The Federal Motor Carrier Safety Administration (FMCSA) is requesting public comments on Regulatory Guidance: Applicability of the Federal Motor Carrier Safety Regulations to Operators of Certain Farm Vehicles and Off-Road Agricultural Equipment.  Comments are due to the agency on June 30, 2011.

No one cares more about the safety of farm and ranch vehicles and machinery than farmers and ranchers.  Our families and friends share the rural roads that are most used for agricultural transportation.  We gladly shoulder our responsibility to keep our vehicles and machinery in safe working order to protect our loved ones, our communities and ourselves.

American agriculture is a dynamic enterprise that feeds our nation and the world.  There is no one-size-fits-all description of our agricultural economy.  The practices and needs of agriculture vary by sector (livestock, row crop, horticulture, etc.), region, culture and occasionally generation.

Where technical differences exist between federal and state laws and regulations, we believe that state laws should be the governing authority.  A federal ‘one size fits all” approach would put farmers is many states at a disadvantage by creating an undue financial and regulatory burden from the federal government.  States are, in our federal system of government, closer to the issues at hand both in proximity as well as the consequences both seen and unintended, regarding the application of regulations.

The unique characteristics of agricultural transportation warrant distinction between state and federal laws and regulations.
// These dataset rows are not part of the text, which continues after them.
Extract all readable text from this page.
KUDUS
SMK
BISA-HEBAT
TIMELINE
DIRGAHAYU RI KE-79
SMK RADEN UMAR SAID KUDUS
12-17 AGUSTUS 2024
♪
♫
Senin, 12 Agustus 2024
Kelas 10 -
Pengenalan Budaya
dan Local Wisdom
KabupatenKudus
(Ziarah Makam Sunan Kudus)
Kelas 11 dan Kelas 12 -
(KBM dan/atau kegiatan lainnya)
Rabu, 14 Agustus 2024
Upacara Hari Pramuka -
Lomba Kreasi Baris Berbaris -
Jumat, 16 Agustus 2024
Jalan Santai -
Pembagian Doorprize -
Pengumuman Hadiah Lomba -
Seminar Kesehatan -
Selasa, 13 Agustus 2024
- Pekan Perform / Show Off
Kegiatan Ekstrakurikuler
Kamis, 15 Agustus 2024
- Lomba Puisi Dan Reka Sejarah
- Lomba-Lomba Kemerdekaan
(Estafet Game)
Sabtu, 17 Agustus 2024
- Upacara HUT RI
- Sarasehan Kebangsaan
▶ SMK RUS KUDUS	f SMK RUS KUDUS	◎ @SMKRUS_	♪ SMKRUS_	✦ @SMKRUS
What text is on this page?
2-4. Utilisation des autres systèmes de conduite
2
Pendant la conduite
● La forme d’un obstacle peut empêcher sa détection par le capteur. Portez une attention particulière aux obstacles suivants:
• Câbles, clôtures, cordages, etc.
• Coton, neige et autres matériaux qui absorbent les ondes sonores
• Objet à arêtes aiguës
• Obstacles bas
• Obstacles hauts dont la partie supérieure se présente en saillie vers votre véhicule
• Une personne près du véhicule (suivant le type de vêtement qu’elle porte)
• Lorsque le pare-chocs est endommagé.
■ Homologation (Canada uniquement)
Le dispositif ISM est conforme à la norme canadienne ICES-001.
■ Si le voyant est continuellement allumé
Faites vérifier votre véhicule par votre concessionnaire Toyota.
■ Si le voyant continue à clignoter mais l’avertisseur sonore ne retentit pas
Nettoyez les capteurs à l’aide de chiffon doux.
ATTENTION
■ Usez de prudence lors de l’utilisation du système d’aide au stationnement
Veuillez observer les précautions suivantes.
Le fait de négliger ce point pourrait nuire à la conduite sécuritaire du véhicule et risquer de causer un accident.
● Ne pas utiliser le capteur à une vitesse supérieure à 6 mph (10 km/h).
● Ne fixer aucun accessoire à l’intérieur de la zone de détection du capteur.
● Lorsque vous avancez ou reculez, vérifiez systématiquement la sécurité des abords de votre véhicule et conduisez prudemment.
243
We oppose repeal of existing statutory and regulatory exemptions such as those for farm registered truck drivers from FMCSA mandated CDL requirements as long as the truck is operated intrastate, and hold that the states should prevail in determining the commercial status of off-road farm vehicles and implements of husbandry which by law were never intended to be regulated by FMCSA.

Interstate Commerce -- How should FMCSA distinguish between intra- and interstate commerce when a Commercial Motor Vehicle (CMV) is operated within the boundaries of a single state?

In 1975, the U.S. DOT Federal Highway Safety Administration issued guidance for enforcement agencies that stated agricultural products should be considered interstate commerce because farmers intend for their crops to be sold out of state.  FMCSA continues to abide by this guidance.

This determination reveals that DOT and its agencies have no understanding of the agricultural marketing chain and how farmers and ranchers conduct business.  Farmers and ranchers seek the best price available at the closest market to maximize profits.  Agricultural products are then processed by the buyers into a myriad of goods.  Farmers and ranchers have no way of knowing in what form or where their crops and livestock will ultimately be sold.

The FMCSA guidance could result in farmers being forced to obtain commercial drivers licenses, federal medical cards, and more even if they only drive a short distance in state using pick-ups with trailers.

Current FMCSA guidance on agriculture and interstate commerce is based on inaccurate assumptions about farmers and ranchers and their operations.  The agency should rescind current guidelines which lead enforcement officials and motor carriers to define agricultural products and operations as interstate commerce.

Crop Share Arrangements -- Should FMCSA treat farmers with crop-share lease agreements as “for-hire” commercial carriers in new entrant safety audits?

Based on AFBF conversations with state Farm Bureaus, it appears that crop-share lease agreements are only used in a few areas of our country.  Additionally, it appears that these agreements vary from landowner to landowner, with no single standard arrangement.

It appears that crop-share agreements are more of a cultural phenomenon than economic arrangement.  Often these agreements are with older land owners who hope to mitigate risk for younger farmers and ensure the existence of future generations in American agriculture.  By treating farmers with these agreements as commercial carriers, FMCSA would make crop-share lease agreements unacceptable and eliminate a tool for younger farmers to manage the risks associated with farming.

AFBF believes that the farmers with crop-share lease agreements should not be considered commercial carriers.

Commercial Motor Vehicles (CMV) -- Should implements of husbandry and other farm equipment be considered CMVs?

Implements of husbandry and other farm equipment should not be considered CMVs.  They are not operated in interstate commerce and do not carry passengers.

In 2010, FMCSA stated: “Congress has explicitly denied FMCSA jurisdiction over motor vehicles controlled and operated by a farmer used to transport the farmer’s agricultural or horticultural commodities and products, or supplies of the farmer to his farm.”  49 U.S.C. 13506(a)(4)  Furthermore, quoting from the same document, such vehicles are not CMVs “even if they operate large trucks in interstate commerce.”  And lastly, “states have the option - which all have exercised – to exempt most farmers from the requirement to obtain a commercial driver’s license.”

AFBF opposes any effort to classify farm machinery as CMVs or to require farm machinery owners and operators to acquire CDLs, display DOT numbers, register owners' or farm name, limit mileage, obtain a medical card for the driver, or maintain hours of service records.